In the beginning of the eighteenth century, Venetian society prospered because of the more than 450 families of nobility in residence, half of which were extremely wealthy. The Venetians, who had a love of festivals and elegance, abandoned the early influences of Spanish design and embraced the less formal Parisian approach. However, the tone of Venetian society and of Venetian decoration was livelier and even less formal than the French. Small apartments with intimate salons were all the rage and this permitted the creation of charming interiors decorated with painted ceilings, painted paneling and, of course, painted furniture.
It is here one sees the introduction of hand painted imitations of French ormolu and guilloche (an ornamental pattern or border consisting of paired ribbons or lines flowing in interlaced curves around a series of circular voids), as well as bright colors to enliven dark interiors. The gesso technique of surface preparation insured a fine ground for decoration on frames of all shapes and sizes, some of them bordering on the outlandish by today's standards of taste.

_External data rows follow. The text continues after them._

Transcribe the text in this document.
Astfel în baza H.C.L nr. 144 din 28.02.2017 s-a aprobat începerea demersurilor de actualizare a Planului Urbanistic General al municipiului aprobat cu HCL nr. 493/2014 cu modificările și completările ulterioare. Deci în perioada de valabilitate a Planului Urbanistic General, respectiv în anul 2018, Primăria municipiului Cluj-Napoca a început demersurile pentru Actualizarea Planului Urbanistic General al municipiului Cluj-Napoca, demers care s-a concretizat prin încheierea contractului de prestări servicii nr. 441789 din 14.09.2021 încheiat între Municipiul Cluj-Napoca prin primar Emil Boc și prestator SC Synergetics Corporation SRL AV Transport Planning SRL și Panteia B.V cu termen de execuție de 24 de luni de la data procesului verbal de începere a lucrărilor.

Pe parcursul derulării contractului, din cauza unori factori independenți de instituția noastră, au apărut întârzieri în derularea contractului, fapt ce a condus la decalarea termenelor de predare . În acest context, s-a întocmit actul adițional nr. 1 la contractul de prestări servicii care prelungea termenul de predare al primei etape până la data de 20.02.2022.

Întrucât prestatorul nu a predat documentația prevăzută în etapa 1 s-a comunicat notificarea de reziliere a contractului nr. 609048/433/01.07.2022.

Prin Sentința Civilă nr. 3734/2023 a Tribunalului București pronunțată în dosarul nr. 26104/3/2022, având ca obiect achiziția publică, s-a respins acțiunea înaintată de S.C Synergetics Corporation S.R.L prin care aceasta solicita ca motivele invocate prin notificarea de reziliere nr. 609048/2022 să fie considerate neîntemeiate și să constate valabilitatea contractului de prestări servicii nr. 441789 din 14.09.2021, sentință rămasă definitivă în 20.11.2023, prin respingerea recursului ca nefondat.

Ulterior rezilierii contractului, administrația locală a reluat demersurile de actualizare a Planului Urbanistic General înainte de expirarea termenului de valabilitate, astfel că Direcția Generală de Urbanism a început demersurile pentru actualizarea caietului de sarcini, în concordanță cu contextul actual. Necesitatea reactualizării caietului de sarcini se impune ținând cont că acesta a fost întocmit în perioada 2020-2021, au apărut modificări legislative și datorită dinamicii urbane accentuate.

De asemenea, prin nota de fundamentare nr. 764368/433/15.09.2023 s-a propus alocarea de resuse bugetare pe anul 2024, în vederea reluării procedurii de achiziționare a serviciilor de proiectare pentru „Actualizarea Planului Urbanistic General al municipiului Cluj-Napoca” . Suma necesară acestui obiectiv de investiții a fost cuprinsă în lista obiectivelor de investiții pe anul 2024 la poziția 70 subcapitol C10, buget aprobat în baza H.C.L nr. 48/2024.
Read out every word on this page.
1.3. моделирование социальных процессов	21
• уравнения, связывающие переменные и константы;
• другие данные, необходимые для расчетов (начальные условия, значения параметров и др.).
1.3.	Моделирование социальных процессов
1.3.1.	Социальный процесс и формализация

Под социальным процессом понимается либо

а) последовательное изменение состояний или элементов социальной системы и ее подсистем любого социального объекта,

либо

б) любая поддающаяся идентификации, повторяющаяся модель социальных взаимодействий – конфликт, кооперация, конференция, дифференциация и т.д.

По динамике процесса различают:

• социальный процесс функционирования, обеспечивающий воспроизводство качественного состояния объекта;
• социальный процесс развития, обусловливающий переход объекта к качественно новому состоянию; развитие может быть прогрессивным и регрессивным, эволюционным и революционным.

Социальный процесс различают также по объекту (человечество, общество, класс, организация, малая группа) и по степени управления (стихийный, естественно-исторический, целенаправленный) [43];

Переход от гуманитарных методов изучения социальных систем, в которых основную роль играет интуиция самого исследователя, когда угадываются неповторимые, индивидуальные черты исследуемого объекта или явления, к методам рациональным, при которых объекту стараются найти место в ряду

The discovery of the ancient Italian cities of Herculaneum and Pompeii in 1738 and 1748 ushered in a period of neoclassicism that quickly found its way into hand painted furniture design and decoration. Through the influence of many, including Englishman Robert Adam, European design prominence incorporated and transcended the oriental. Louis XVI passed onto, then off the political scene, and hand painted furniture modes veered toward more austere directoire and empire lines.
A gilded era in hand painted furniture had passed, but the legacy lingers today. According to their various tastes, 20th century collectors and interior designers prize hand painted furniture of the 18th century period for a variety of reasons — workmanship, fineness of line, richness of ornamentation, and reflection of an opulent time not likely to be repeated.